I suggest finding the lowest common denominators of 3 and 5 and change your exponents into that form:
$\displaystyle f'(x) = \dfrac{4}{3}x^{-5/15} + \dfrac{4}{5}x^{-3/15} = 0$
You can then factor out $\displaystyle 4x^{-1/15}$ as a common factor
$\displaystyle 4x^{-3/15}\left(\dfrac{x^2}{3} + \dfrac{1}{5}\right) = 0$
Can you solve now?
To test whether you have a maximum or minimum check the sign of $\displaystyle f''(x)$.

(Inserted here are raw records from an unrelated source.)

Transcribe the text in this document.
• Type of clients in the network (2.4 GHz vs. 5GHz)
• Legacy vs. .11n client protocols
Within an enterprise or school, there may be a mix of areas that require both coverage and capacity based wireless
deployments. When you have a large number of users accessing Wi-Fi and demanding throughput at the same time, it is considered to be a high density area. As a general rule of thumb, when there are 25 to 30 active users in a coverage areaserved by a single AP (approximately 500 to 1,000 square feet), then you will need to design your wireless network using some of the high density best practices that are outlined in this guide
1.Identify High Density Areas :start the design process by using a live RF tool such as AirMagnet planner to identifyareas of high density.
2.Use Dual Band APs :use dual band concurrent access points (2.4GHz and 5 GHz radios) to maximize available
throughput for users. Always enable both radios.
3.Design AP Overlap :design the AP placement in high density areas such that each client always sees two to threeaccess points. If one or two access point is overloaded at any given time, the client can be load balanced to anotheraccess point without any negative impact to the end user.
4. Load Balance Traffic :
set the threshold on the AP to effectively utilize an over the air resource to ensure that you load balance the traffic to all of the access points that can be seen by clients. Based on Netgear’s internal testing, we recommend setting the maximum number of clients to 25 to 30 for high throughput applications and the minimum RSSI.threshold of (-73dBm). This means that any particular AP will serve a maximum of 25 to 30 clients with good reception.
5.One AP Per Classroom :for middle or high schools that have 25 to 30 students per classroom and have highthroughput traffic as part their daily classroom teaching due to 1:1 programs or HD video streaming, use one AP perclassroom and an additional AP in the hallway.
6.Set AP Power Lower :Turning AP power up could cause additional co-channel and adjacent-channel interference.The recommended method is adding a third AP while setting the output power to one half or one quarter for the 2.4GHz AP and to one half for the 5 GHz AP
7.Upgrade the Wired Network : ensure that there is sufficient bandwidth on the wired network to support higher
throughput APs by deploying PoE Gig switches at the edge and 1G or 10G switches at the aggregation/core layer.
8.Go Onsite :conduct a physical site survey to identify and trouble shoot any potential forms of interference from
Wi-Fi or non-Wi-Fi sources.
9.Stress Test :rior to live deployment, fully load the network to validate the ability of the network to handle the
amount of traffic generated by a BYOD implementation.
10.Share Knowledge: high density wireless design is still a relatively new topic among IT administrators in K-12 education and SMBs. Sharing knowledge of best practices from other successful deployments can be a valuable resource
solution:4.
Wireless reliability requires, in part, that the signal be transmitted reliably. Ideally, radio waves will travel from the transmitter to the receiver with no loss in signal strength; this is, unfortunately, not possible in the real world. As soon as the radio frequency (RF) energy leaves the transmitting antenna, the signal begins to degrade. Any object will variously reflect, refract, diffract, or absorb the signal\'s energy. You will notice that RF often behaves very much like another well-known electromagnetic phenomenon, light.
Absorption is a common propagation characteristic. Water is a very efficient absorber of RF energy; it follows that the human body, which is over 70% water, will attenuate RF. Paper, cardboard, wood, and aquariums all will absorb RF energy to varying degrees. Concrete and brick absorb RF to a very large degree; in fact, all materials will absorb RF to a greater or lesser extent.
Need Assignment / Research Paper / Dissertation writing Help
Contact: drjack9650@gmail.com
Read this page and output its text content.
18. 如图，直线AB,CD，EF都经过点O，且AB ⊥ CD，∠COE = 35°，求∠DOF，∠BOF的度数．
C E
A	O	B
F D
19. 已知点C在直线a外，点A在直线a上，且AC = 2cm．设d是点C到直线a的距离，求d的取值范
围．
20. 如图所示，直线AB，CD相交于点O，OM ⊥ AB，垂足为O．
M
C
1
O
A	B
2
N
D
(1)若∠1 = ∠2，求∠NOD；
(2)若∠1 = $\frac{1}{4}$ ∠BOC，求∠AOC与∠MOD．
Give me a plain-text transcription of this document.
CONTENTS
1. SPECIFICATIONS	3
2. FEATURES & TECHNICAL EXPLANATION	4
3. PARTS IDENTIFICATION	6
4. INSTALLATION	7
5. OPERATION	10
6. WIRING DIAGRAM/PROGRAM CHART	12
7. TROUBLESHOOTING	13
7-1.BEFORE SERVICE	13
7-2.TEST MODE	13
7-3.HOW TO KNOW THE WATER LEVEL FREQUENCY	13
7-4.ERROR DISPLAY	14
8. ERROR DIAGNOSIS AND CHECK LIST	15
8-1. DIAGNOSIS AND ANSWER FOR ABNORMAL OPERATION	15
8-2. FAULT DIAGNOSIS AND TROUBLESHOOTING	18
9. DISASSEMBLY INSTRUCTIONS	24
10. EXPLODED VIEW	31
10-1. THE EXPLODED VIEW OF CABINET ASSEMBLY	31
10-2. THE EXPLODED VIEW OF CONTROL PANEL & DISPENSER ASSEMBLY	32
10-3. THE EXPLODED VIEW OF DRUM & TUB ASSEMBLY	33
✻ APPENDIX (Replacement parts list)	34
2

- If $\displaystyle f''(x) < 0$ you have a maximum
- If $\displaystyle f''(x) > 0 $ you have a minimum
- If $\displaystyle f''(x) = 0$ you have a point of inflection
There're probably different ways to solve the equation, but if you have to solve:
$\displaystyle 0=\frac{4}{3}x^{\frac{-1}{3}}+\frac{4}{5}x^{\frac{-1}{5}}$
$\displaystyle \Leftrightarrow 4x^{\frac{-1}{3}}\left(\frac{1}{3}+\frac{1}{5}x^{\frac{2}{15} }\right)=0$
$\displaystyle \Leftrightarrox x^{\frac{-1}{3}}=0 \ \mbox{or} \ x^{\frac{2}{15}}=\frac{-5}{3}$
This means there're no solutions, because there's no $\displaystyle x$ value wherefore:
$\displaystyle x^{\frac{-1}{3}}=0$ or $\displaystyle x^{\frac{2}{15}}=\frac{-5}{3}$.
So what's your conclusion?
i solved for x and got x = + or - square root of 3/5
(sorry don't know how to put mathematical functions onto the computer)
and then from the derivative i work out whether it's a maximum or a minimum.
thank you for all your help